11.1 Live Testing & Regression Capture

Step 1 — Create 2-3 games with different concepts: - Run the creation flow with varied concepts: a sci-fi game, a mystery game, a fantasy game. For each: - Does the proposal make sense? Are characters distinct? - Does the generated YAML pass Pydantic validation on the first try, or does the fix loop engage? - Are file sizes within constraints? Check word counts. - Does the chapter next chain form a valid sequence? - Can you create a save and run 5 turns with the playtest framework?

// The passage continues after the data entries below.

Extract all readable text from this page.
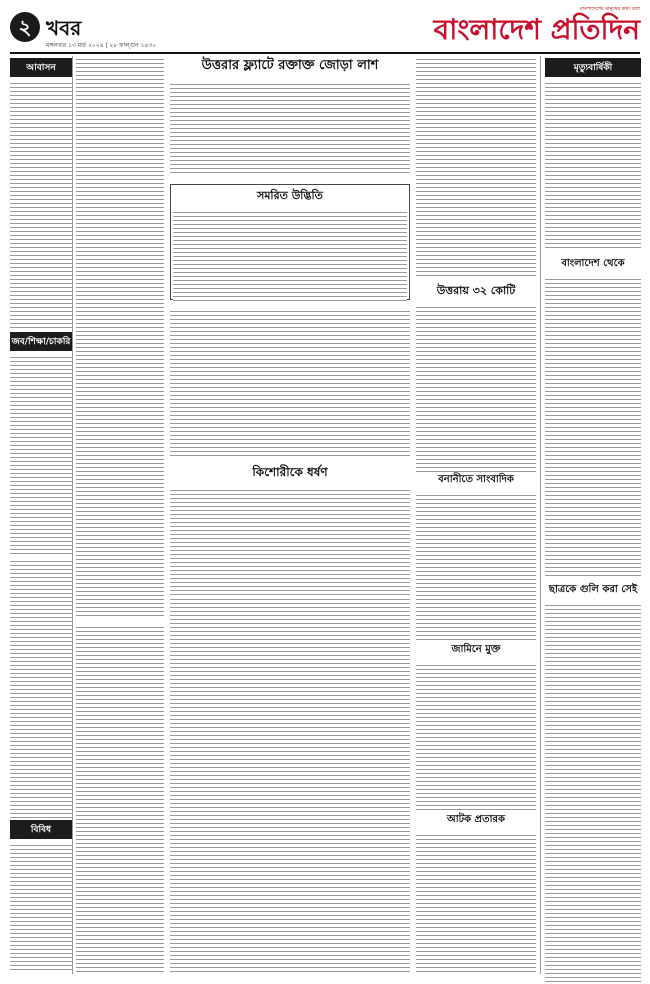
২ খবর
মঙ্গলবার ১৩ মার্চ ২০২৪ | ২৮ ফাল্গুন ১৪৩০
বাংলাদেশের মানুষের কথা বলে
বাংলাদেশ প্রতিদিন
আবাসন
জব/শিক্ষা/চাকরি
বিবিধ
উত্তরার ফ্ল্যাটে রক্তাক্ত জোড়া লাশ
সমরিত উদ্ভিতি
কিশোরীকে ধর্ষণ
উত্তরায় ৩২ কোটি
বনানীতে সাংবাদিক
জামিনে মুক্ত
আটক প্রতারক
মৃত্যুবার্ষিকী
বাংলাদেশ থেকে
ছাত্রকে গুলি করা সেই
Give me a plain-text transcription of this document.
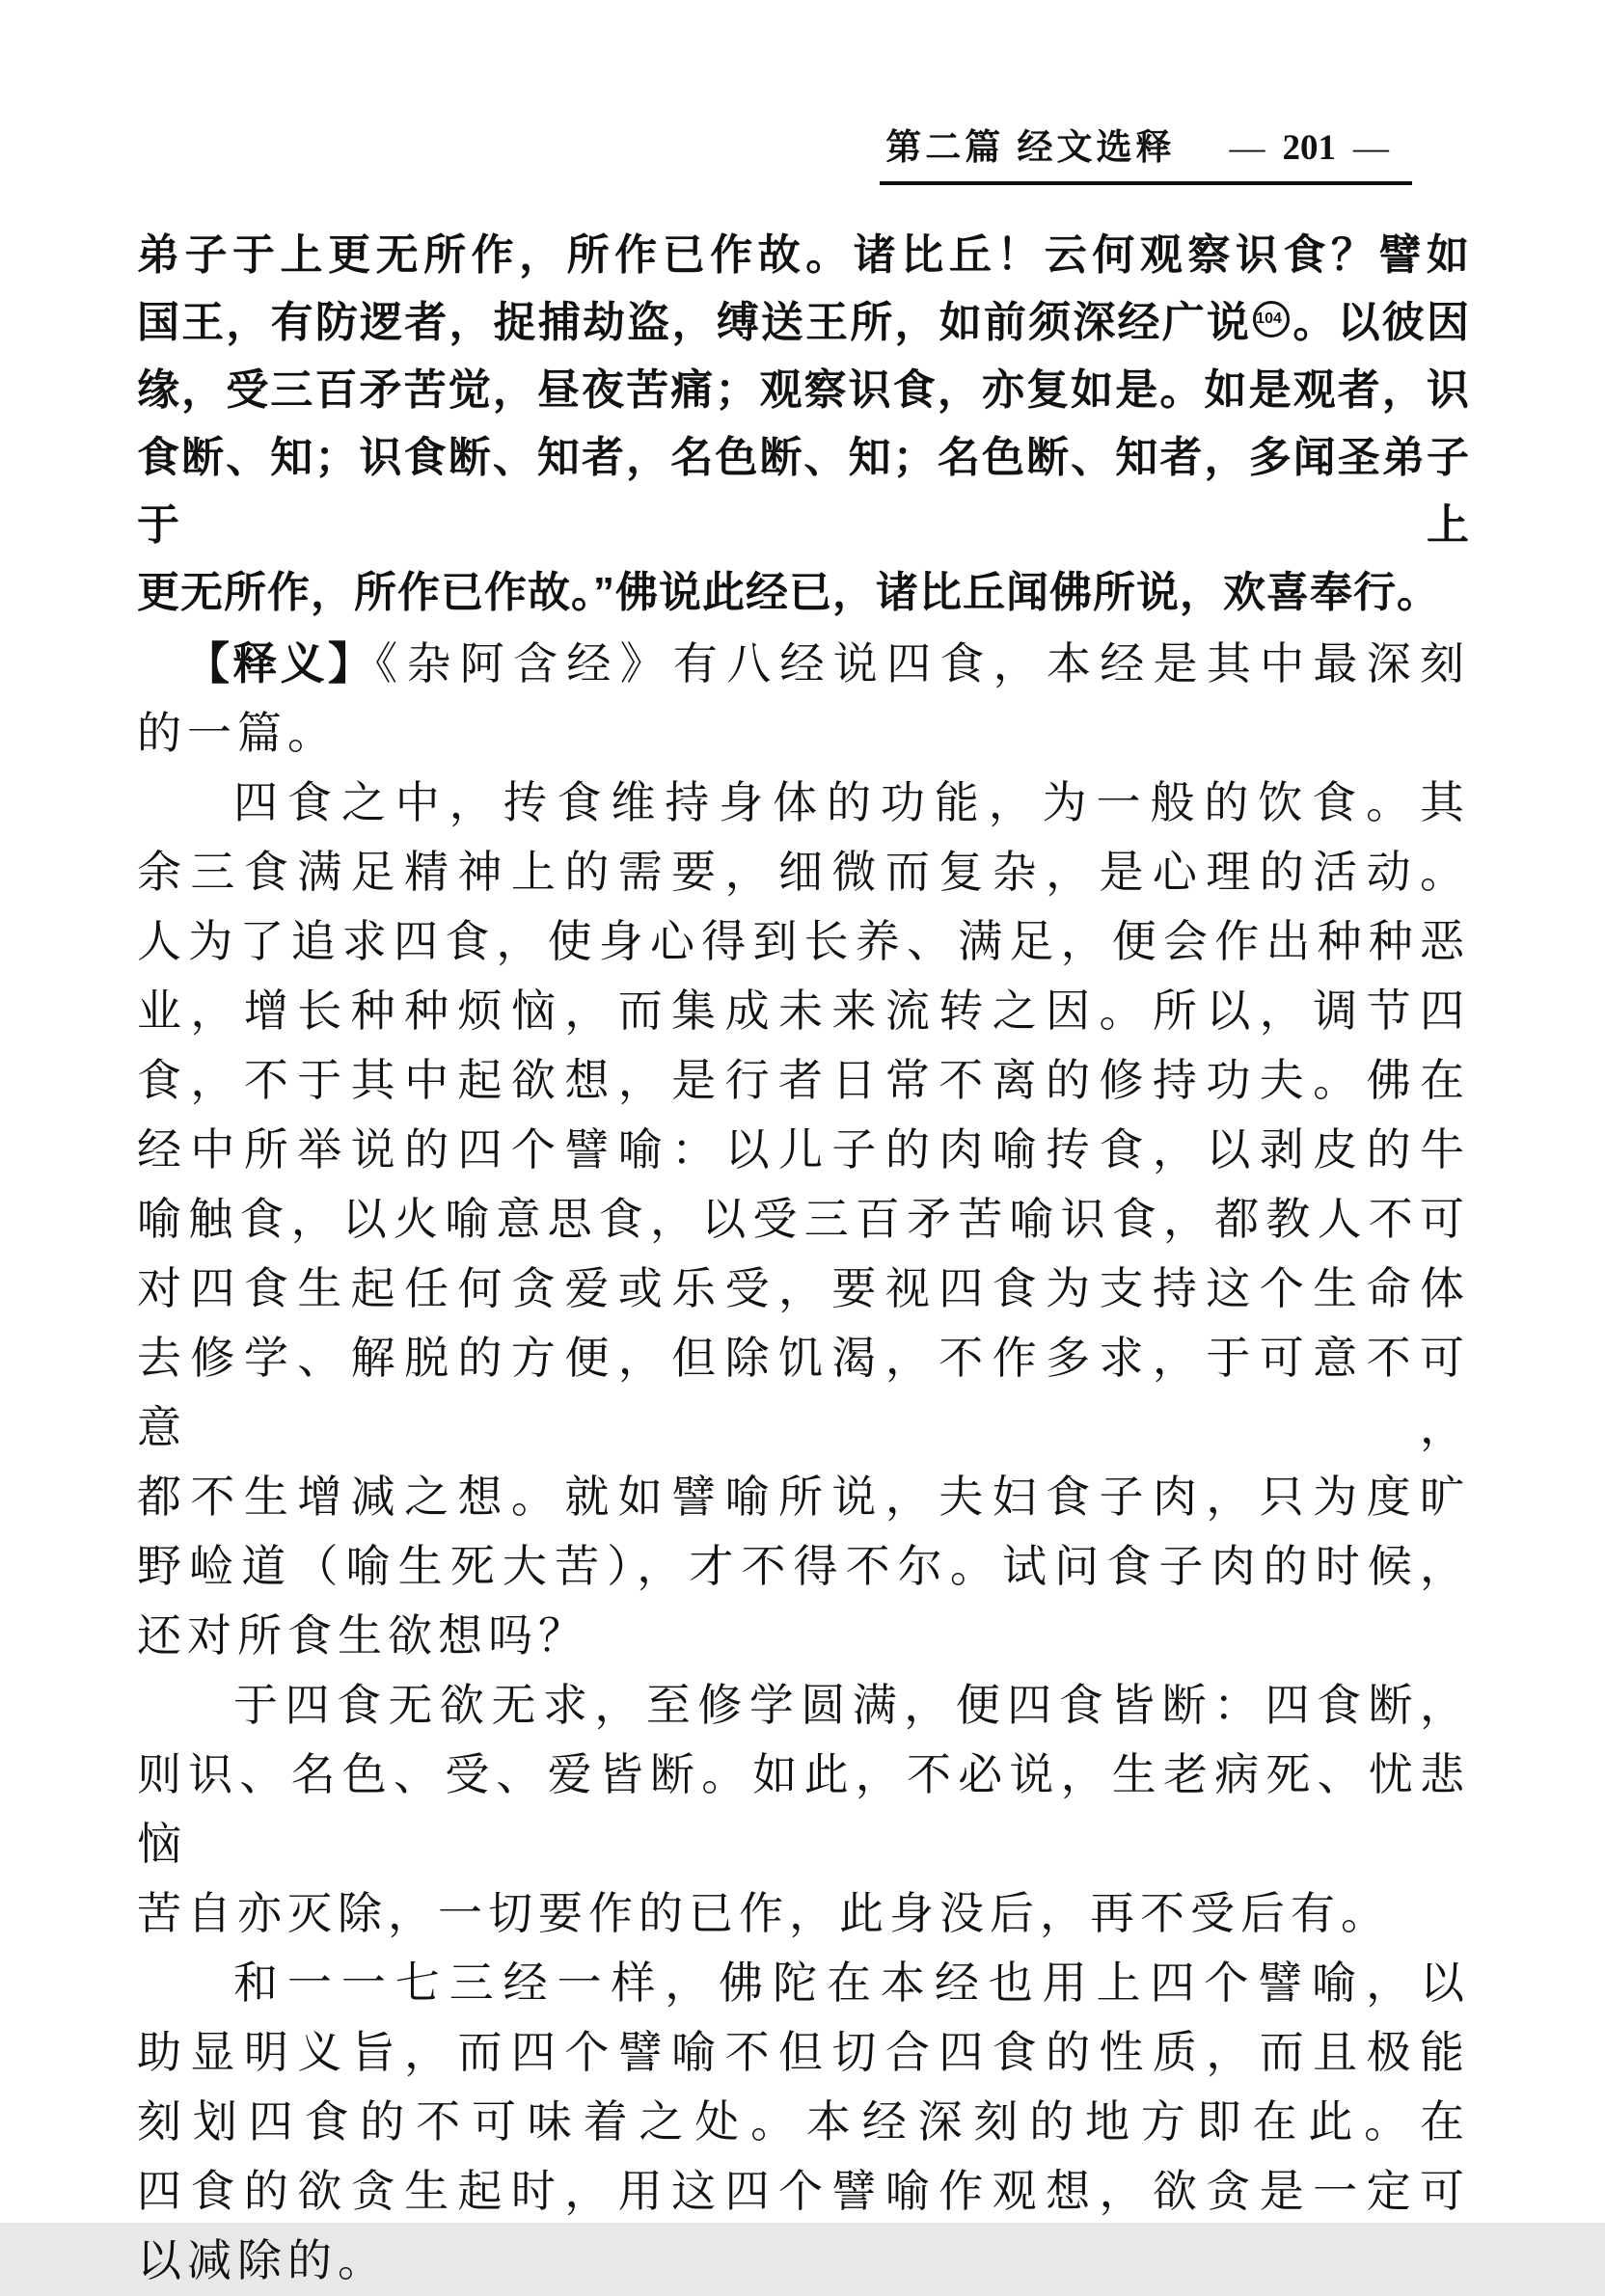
第二篇 经文选释 — 201 —
弟子于上更无所作，所作已作故。诸比丘！云何观察识食？譬如
国王，有防逻者，捉捕劫盗，缚送王所，如前须深经广说 104 。以彼因
缘，受三百矛苦觉，昼夜苦痛；观察识食，亦复如是。如是观者，识
食断、知；识食断、知者，名色断、知；名色断、知者，多闻圣弟子于上
更无所作，所作已作故。”佛说此经已，诸比丘闻佛所说，欢喜奉行。
【释义】《杂阿含经》有八经说四食，本经是其中最深刻
的一篇。
四食之中，抟食维持身体的功能，为一般的饮食。其
余三食满足精神上的需要，细微而复杂，是心理的活动。
人为了追求四食，使身心得到长养、满足，便会作出种种恶
业，增长种种烦恼，而集成未来流转之因。所以，调节四
食，不于其中起欲想，是行者日常不离的修持功夫。佛在
经中所举说的四个譬喻：以儿子的肉喻抟食，以剥皮的牛
喻触食，以火喻意思食，以受三百矛苦喻识食，都教人不可
对四食生起任何贪爱或乐受，要视四食为支持这个生命体
去修学、解脱的方便，但除饥渴，不作多求，于可意不可意，
都不生增减之想。就如譬喻所说，夫妇食子肉，只为度旷
野崄道（喻生死大苦），才不得不尔。试问食子肉的时候，
还对所食生欲想吗？
于四食无欲无求，至修学圆满，便四食皆断：四食断，
则识、名色、受、爱皆断。如此，不必说，生老病死、忧悲恼
苦自亦灭除，一切要作的已作，此身没后，再不受后有。
和一一七三经一样，佛陀在本经也用上四个譬喻，以
助显明义旨，而四个譬喻不但切合四食的性质，而且极能
刻划四食的不可味着之处。本经深刻的地方即在此。在
四食的欲贪生起时，用这四个譬喻作观想，欲贪是一定可
以减除的。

Step 2 — Test the iteration loop: - During creation, provide critical feedback: "Change the first character to be more antagonistic" or "Add a fourth chapter." Verify the agent modifies the proposal and regenerated files correctly. - Try vague concepts: "A game about friendship." The agent will attempt to generate a proposal from minimal input. Verify the proposal is reasonable. If the proposal is too generic, the user can revise it in the iteration loop (Step 5). The agent does NOT ask clarifying questions — it always generates a proposal, and the user iterates.

Step 3 — Fix and capture: - For validation failures the fix loop misses, add the pattern to validator.py's checks. - For size violations the model consistently makes (e.g., always writes 100-word personalities), adjust the prompt's size constraints or add few-shot examples. - Write regression tests: test_validate_game_oversized_character(), test_validate_broken_chapter_chain(), etc.

Step 4 — End-to-end validation: - Run uv run pytest tests/ -v — all tests pass. - Create one final game, create a save, run a 10-turn playtest. The generated game should be playable.


12. Dependencies

No new packages are required. The creator module reuses: - openai -- LLM calls (AsyncOpenAI) - pydantic -- validation (via theact.models) - pyyaml -- YAML parsing and serialization (via theact.io.yaml_io) - rich -- terminal display (via theact.cli) - python-dotenv -- environment variable loading

The pyproject.toml does not need changes unless we want to add the creator as a console script entry point:

[project.scripts]
theact-create = "theact.creator.__main__:main"

This is optional -- uv run python -m theact.creator works without it.